За ним последовал джентльмен из Военной комиссии.
— Думаете, Олни не понял? Ошибаетесь, шу dear, он пройдоха, но умница, он не хотел показать, что понял. А теперь расскажите мне, откуда вы знаете Олни и почему вы его назвали разбойником?
Конгресс наградил Тадеуша Костюшко чином бригадного генерала и признал за ним «право получения» 12 280 долларов. Однако, учитывая «временные трудности», как было сказано в приказе, Костюшке надлежит получать «только проценты с этой суммы, то есть 736 долларов ежегодно».
Передовые американские офицеры, не вполне уверенные в том, что революция в их стране пойдет по пути, начертанному «Декларацией», учредили орден Цинцинатов. Этот орден ставил своей целью «крепить свободу среди людей». Одним из первых в члены этого ордена избрали Костюшко, на его грудь был возложен орденский знак — одноглазый орел с надписью: «Omnia reliquit servare Rempubl cam»[31].
Закончился шестой этап, самый длительный. Что дальше делать? Ему, Костюшке, уже тридцать восемь лет. У него пенсия, на которую жить трудно, но и умереть с голода нельзя; у него орден, который скрасит даже заплатанный кафтан.
Благожелатель из Военной комиссии предлагает ему инженерную работу с высокой оплатой.
«Зачем мне эта высокооплачиваемая должность? Чтобы иметь возможность выпить лишнюю чашку кофе? Сшить новый кафтан под орден? Или снять квартиру и одиноко сидеть за собственным столом? Одиночество всюду тягостно, но на чужбине вдвойне.
Значит, вернуться домой…
А там кому я нужен? Никому! Но дышать польским воздухом я могу только в Польше, пытаться служить своему народу я могу только в Польше!»
ГЛАВА ПЯТАЯ
ПРОСВЕТ В ТУЧАХ
октябрьское утро 1784 года должен был подняться в небо воздушный шар. Варшавяне собрались на лужайку Ботанического сада задолго до пуска и шумно обсуждали: полетит шар или не полетит, а если полетит, достигнет он престола божьего или не достигнет?
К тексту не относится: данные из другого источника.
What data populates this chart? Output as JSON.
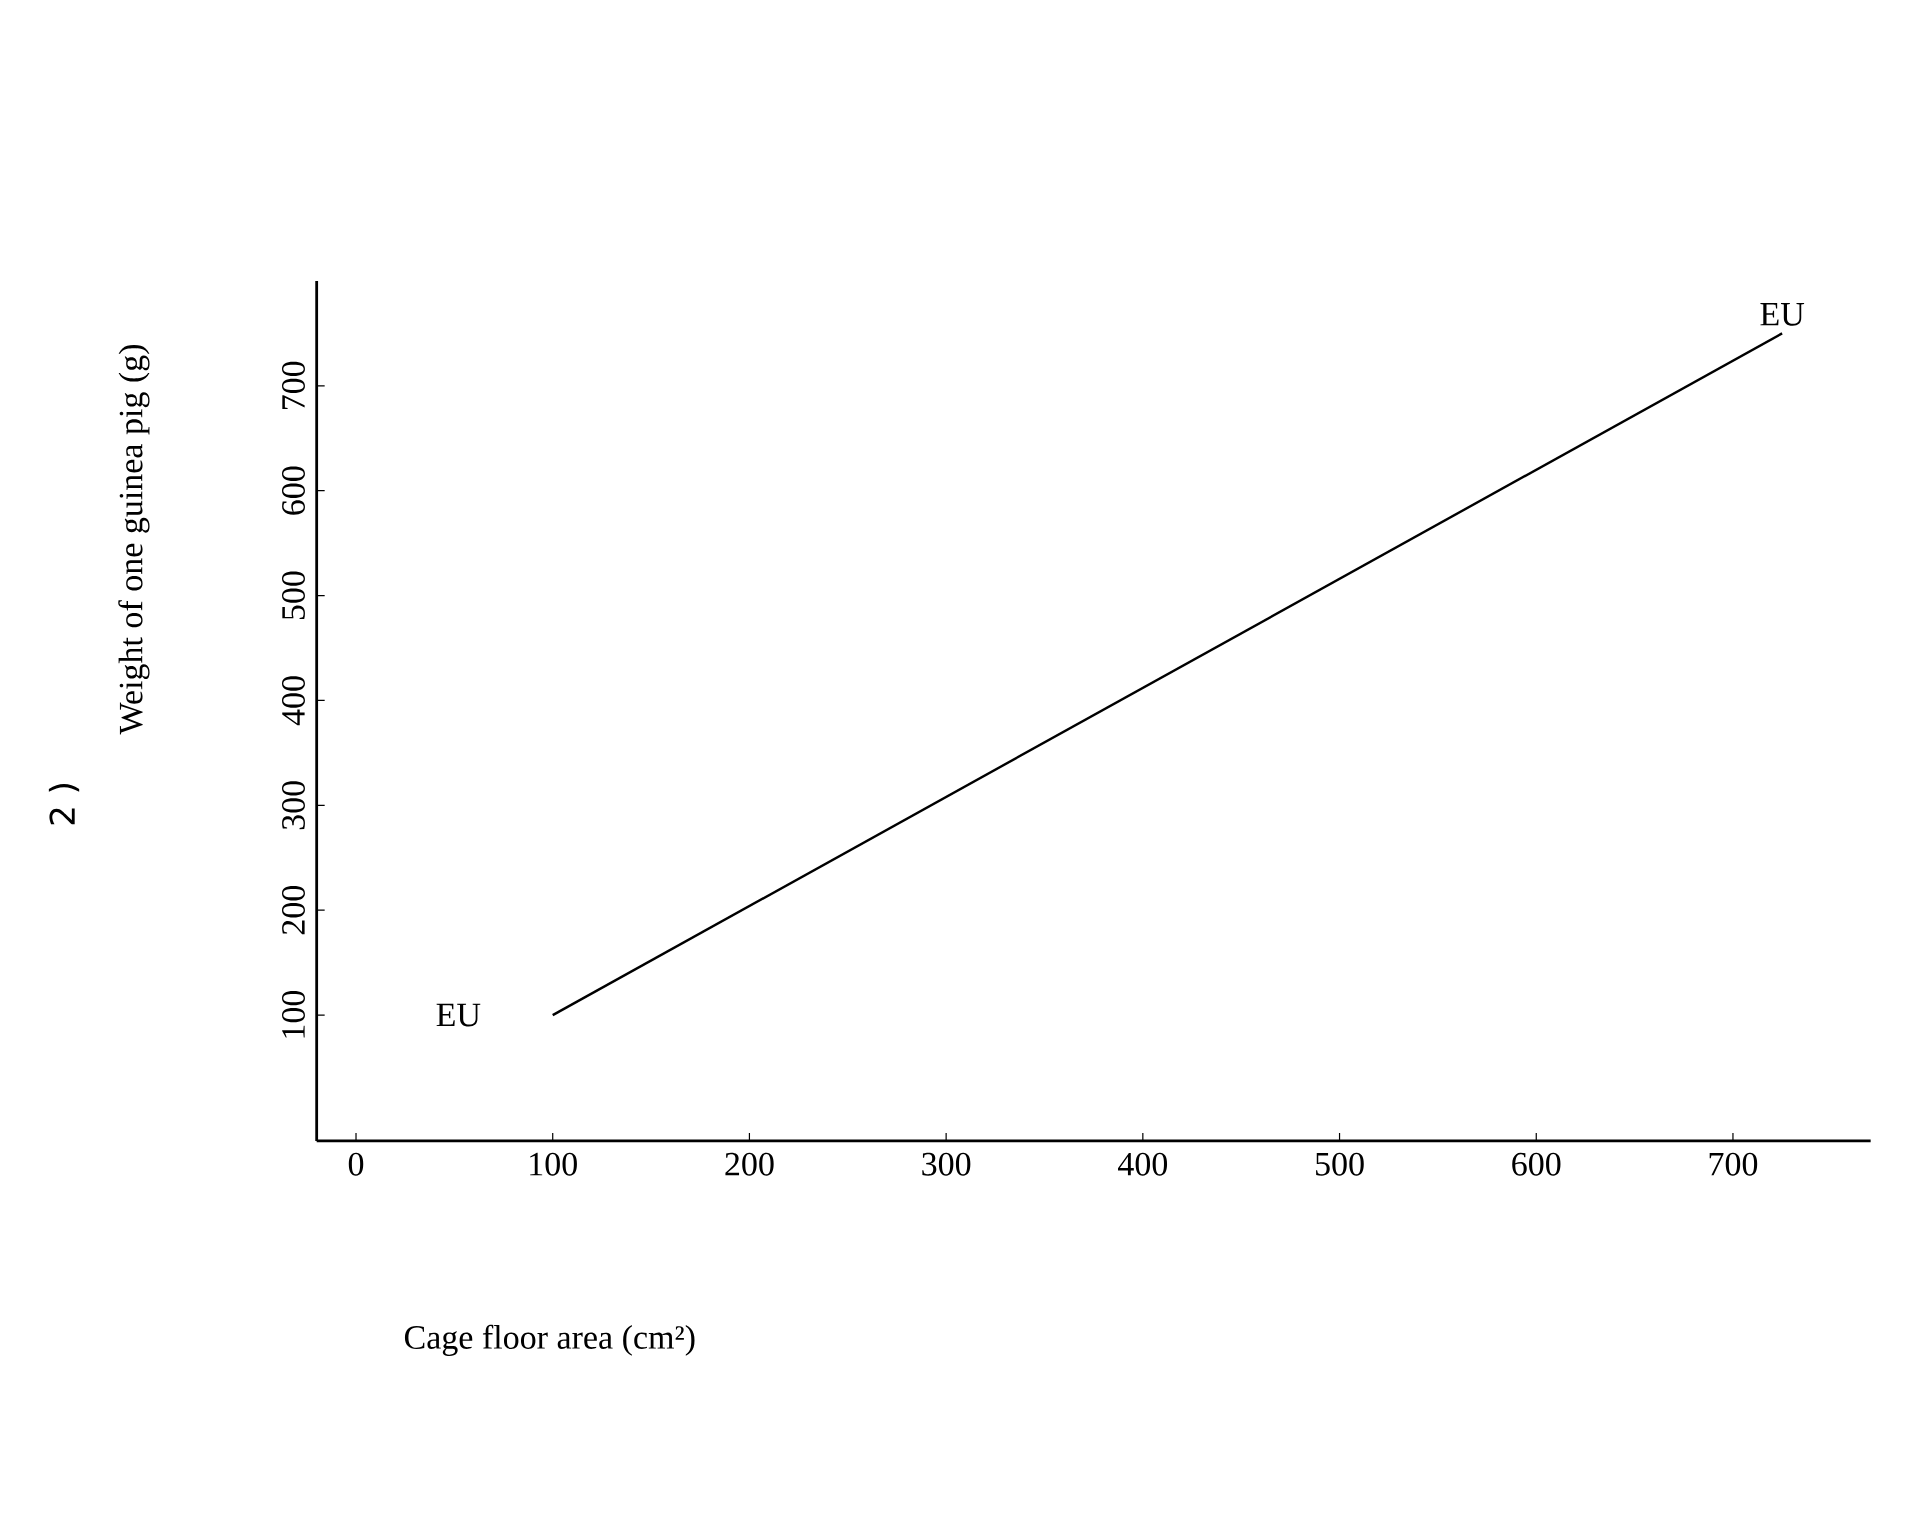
{
  "chart_data": {
    "type": "line",
    "xlabel": "Cage floor area (cm²)",
    "ylabel": "Weight of one guinea pig (g)",
    "xlim": [
      -20,
      770
    ],
    "xticks": [
      0,
      100,
      200,
      300,
      400,
      500,
      600,
      700
    ],
    "ylim": [
      -20,
      800
    ],
    "yticks": [
      100,
      200,
      300,
      400,
      500,
      600,
      700
    ],
    "series": [
      {
        "color": "#000000",
        "x": [
          100,
          725
        ],
        "values": [
          100,
          750
        ]
      }
    ],
    "annotations": [
      {
        "text": "EU",
        "x": 100,
        "y": 100
      },
      {
        "text": "EU",
        "x": 725,
        "y": 750
      },
      "2 )"
    ],
    "grid": false,
    "marker": "none",
    "line_style": "solid"
  }
}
У каната, который был протянут вдоль лужайки, стоял Костюшко. Пепельные волосы падали ему на плечи, лицо сухое, обветренное. Мундир на нем необычный: светло-зеленый с белыми отворотами; с шеи свисает странный орден: золотой одноглазый орел, Костюшке можно было дать и сорок и пятьдесят лет — виски с проседью, взгляд спокойный.
Профессор Шнядецкий, специально приехавший из Кракова, чтобы присутствовать при запуске шара, заинтересовался своим соседом, и не столько его необычным мундиром, сколько необычным спокойствием, точно предстоящий пуск шара вовсе не событие для него.
— Вы, месье, уже имели случай наблюдать полет воздушного шара? — спросил профессор по-французски, не будучи полностью уверен, что имеет дело с поляком.
— Овшем, имел, — ответил офицер по-польски.
— Где, если позволено мне знать.
— В Америке.
— Пане добродею! — обрадовался почему-то профессор. — Как там, в той Америке? Независимость отвоевали, и сам народ собой управляет?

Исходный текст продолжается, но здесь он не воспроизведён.